Pressure from overseas for tax havens to end their culture of secrecy could snuff out millions of dollars in annual revenue from the TCI economy.

New US and European policy aimed at boosting their individual coffers is threatening to put a nail in the coffin of the Islands’ significant offshore financial industry. The sector generates up to $20m each year – almost 10 per cent of overall Government income.

The move could spell disaster for the TCI’s already overstretched finances particularly in light of the current economic clime.

Barack Obama recognised the concern at the Conference of the Americas:

U.S. President Barack Obama on Saturday urged Caribbean nations used by some people to hide taxable income to move towards greater transparency while acknowledging they need time to do it, an adviser said.

"Some of the countries that have benefited from their status as havens noted how important those benefits had been to their economies," White House economic adviser Larry Summers told reporters in a briefing.

"The president indicated understanding of their situation and willingness to work constructively on transitions," he said. "But (he) also made it clear that he felt that addressing these kinds of concerns around secrecy and tax evasion and the like was really crucial to ... the kind of global economic and financial system ... that he wanted to create."

TCI, and those others complaining are right.
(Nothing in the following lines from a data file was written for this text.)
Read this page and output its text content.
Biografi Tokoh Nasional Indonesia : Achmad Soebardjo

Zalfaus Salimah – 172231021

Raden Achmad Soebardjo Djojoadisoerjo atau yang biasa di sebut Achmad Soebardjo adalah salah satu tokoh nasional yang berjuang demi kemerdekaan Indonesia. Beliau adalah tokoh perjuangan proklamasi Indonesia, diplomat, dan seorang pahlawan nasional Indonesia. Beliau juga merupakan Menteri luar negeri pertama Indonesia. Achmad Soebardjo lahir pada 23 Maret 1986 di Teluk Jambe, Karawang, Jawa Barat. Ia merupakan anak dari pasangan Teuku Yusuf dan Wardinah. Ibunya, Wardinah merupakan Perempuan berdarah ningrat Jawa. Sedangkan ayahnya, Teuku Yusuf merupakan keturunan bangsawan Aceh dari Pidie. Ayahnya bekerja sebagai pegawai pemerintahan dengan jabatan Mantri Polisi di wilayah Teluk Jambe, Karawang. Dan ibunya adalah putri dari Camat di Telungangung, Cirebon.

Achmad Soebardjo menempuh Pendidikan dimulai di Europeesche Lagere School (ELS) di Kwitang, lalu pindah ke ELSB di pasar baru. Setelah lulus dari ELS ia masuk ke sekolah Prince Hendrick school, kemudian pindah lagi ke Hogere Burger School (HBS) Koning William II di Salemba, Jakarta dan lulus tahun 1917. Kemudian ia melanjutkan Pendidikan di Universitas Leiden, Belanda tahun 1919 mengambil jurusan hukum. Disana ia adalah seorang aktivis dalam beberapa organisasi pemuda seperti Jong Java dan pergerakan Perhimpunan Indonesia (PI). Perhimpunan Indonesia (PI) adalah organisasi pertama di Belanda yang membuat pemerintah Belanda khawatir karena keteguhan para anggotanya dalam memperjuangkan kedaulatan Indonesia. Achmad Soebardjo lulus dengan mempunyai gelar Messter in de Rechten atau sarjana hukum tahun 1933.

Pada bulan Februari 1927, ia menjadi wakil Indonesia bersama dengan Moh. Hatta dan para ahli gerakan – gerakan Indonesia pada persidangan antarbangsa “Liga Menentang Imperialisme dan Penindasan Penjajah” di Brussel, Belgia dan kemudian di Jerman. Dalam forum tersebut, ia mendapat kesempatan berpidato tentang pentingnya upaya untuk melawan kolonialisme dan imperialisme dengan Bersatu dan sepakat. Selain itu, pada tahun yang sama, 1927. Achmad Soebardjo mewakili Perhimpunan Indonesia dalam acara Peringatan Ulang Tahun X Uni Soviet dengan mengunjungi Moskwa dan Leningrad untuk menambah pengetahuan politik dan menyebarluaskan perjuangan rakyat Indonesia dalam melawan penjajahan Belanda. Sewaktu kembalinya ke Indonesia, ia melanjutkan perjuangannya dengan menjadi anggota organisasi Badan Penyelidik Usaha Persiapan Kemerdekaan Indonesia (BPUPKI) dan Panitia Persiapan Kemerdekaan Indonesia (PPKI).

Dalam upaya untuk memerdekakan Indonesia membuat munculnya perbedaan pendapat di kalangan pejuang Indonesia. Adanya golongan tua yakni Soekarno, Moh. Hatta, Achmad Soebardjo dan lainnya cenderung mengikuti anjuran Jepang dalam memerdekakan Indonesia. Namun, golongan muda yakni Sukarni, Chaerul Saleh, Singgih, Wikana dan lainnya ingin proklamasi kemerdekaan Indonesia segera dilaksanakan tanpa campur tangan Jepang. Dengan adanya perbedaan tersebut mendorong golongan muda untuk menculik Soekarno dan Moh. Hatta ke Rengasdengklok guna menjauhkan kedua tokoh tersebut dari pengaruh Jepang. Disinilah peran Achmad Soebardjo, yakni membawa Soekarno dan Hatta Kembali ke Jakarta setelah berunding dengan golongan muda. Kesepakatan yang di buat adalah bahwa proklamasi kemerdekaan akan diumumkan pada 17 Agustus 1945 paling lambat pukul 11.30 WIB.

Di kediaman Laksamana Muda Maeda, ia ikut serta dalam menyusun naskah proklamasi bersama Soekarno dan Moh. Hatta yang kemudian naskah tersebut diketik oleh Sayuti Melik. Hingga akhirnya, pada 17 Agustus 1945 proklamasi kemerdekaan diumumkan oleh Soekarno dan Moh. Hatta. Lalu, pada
They have built their economies on handling stolen property. There is not doubt at all that they will need assistance to develop new economic activities. But two things are certain. The first is that they will not be as well off – it is ludicrous that many of these places have GDP per head amongst the highest in the world. Second, depopulation by emigration is almost inevitable – the ex pat finance pack will leave.

But this is what happens when an industry dies. Slave ships went out of business once.  People lost their jobs. But it was right that they did. Likewise here – indeed the comparison is very apt.

So aid yes – but promises of a future that is the same as today – no that is not possible, or desirable.